Employés de toutes les couleurs de peau dans la zone de travail de FPT à Hanoi - Photo : PT
* Comment avez-vous préparé la relève au sein de l’équipe de direction de FPT ?
- FPT a discuté du transfert générationnel il y a 18 ans. La première génération (conseil fondateur) de FPT est en grande partie à la retraite. Avec la génération 2, les générations 7X – 8X sont leaders.
Il était normal pour eux de commander des unités de plusieurs milliers d’hommes, alors que la génération précédente de dirigeants ne commandait que quelques centaines d’hommes.
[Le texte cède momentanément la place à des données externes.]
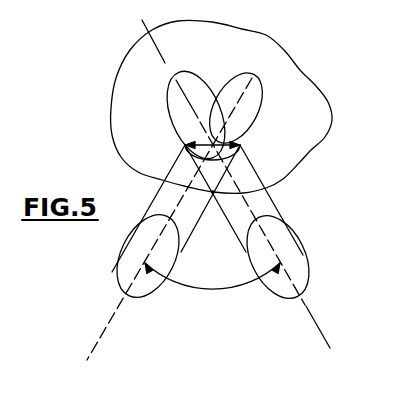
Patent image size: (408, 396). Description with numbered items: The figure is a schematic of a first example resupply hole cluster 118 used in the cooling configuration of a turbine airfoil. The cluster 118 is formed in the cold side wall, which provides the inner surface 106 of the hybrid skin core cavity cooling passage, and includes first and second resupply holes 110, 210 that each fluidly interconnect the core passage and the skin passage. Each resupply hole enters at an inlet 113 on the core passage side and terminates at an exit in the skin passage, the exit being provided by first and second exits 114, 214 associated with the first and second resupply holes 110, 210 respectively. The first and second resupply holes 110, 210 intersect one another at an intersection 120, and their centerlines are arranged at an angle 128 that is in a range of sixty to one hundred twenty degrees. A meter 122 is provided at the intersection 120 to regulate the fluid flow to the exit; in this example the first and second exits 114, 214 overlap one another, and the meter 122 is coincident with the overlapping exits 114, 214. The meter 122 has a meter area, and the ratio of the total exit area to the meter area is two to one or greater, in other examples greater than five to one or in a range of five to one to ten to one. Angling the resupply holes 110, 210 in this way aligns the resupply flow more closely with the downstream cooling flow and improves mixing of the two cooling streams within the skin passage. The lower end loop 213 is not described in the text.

The inner surface 106 is at (299, 102).
The first resupply hole 110 is at (284, 195).
The second resupply hole 210 is at (120, 246).
The first exit 114 is at (183, 73).
The resupply hole cluster 118 is at (271, 66).
The second exit 214 is at (253, 124).
The meter 122 is at (209, 147).
The intersection 120 is at (214, 197).
The angle 128 is at (209, 289).
The second end loop of second fiber 213 is at (121, 285).
The inlet 113 is at (272, 284).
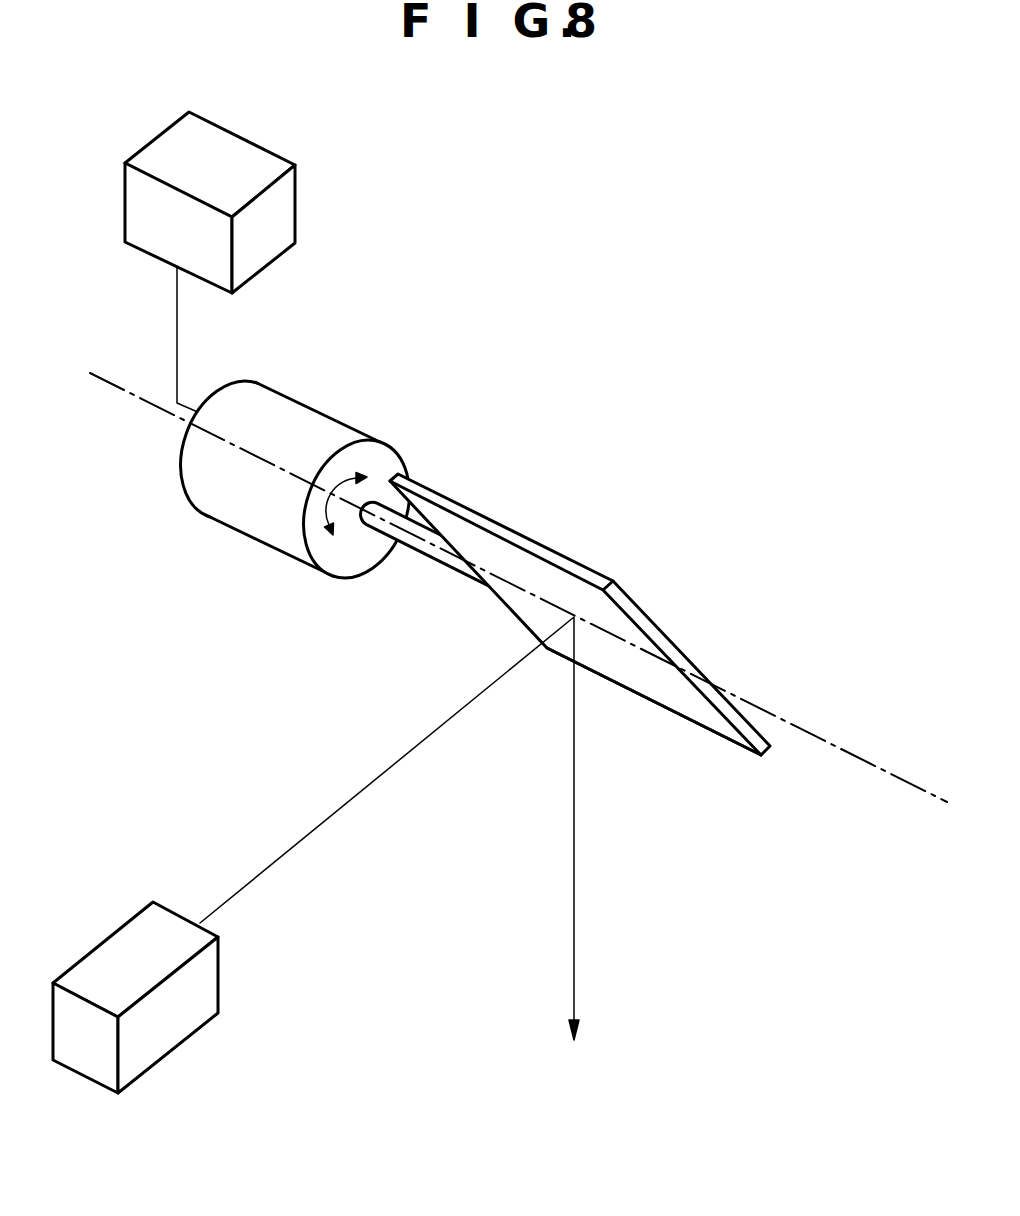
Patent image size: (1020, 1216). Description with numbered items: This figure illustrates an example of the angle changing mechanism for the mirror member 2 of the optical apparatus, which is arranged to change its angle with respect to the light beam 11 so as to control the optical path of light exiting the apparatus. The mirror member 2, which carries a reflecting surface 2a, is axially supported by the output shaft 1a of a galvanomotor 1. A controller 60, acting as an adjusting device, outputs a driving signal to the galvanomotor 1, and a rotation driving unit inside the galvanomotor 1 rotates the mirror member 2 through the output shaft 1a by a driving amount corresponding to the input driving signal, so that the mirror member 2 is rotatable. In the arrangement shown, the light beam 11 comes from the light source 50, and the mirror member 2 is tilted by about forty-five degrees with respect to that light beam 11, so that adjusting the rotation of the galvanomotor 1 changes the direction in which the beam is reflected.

The galvanomotor 1 is at (320, 407).
The output shaft 1a is at (431, 561).
The mirror member 2 is at (567, 532).
The reflecting surface 2a is at (655, 701).
The light beam 11 is at (335, 811).
The light source 50 is at (108, 937).
The controller 60 is at (247, 140).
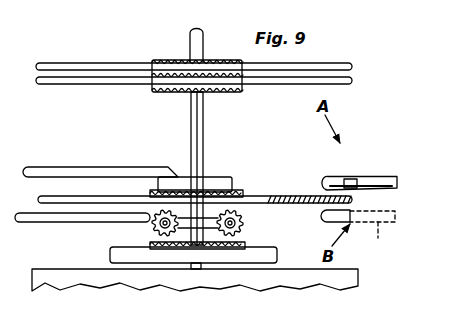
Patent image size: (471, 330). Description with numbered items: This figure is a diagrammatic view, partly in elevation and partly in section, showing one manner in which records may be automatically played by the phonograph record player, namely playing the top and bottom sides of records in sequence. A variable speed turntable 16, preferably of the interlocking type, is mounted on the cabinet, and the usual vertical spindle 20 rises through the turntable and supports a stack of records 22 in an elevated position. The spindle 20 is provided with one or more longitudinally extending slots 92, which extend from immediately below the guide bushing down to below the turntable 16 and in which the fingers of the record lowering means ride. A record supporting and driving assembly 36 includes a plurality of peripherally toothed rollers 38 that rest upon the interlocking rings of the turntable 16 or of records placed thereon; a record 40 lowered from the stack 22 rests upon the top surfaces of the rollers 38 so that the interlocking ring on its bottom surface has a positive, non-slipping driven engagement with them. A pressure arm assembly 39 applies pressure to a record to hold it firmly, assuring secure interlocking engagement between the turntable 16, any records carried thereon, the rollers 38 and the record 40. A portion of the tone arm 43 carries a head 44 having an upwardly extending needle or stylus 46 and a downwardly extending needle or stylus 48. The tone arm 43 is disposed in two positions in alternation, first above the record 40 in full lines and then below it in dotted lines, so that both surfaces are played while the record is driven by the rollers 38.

The variable speed turntable 16 is at (255, 257).
The vertical spindle 20 is at (200, 42).
The stack of records 22 is at (125, 62).
The record supporting and driving assembly 36 is at (57, 220).
The peripherally toothed rollers 38 is at (237, 233).
The pressure arm assembly 39 is at (60, 164).
The record 40 is at (260, 196).
The tone arm 43 is at (377, 176).
The head 44 is at (352, 178).
The upwardly extending needle or stylus 46 is at (341, 178).
The downwardly extending needle or stylus 48 is at (340, 194).
The longitudinally extending slots 92 is at (200, 126).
En termes de travail, nous sommes plus petits que vous.
Personnellement, quand je le souhaite, je peux laisser un poste vacant sans demander, et vous réussirez quand même. En réalité, c’est la jeune génération qui a été et qui continue à faire fonctionner la machine FPT.
Alors c'est parfait ? La réponse est qu’il n’y a pas de perfection dans la vie, seulement du progrès. Que veux-tu d'autre ? Ce que je souhaite le plus, c’est une réflexion stratégique chez les jeunes. Il faut qu’ils voient la forêt et pas seulement les arbres.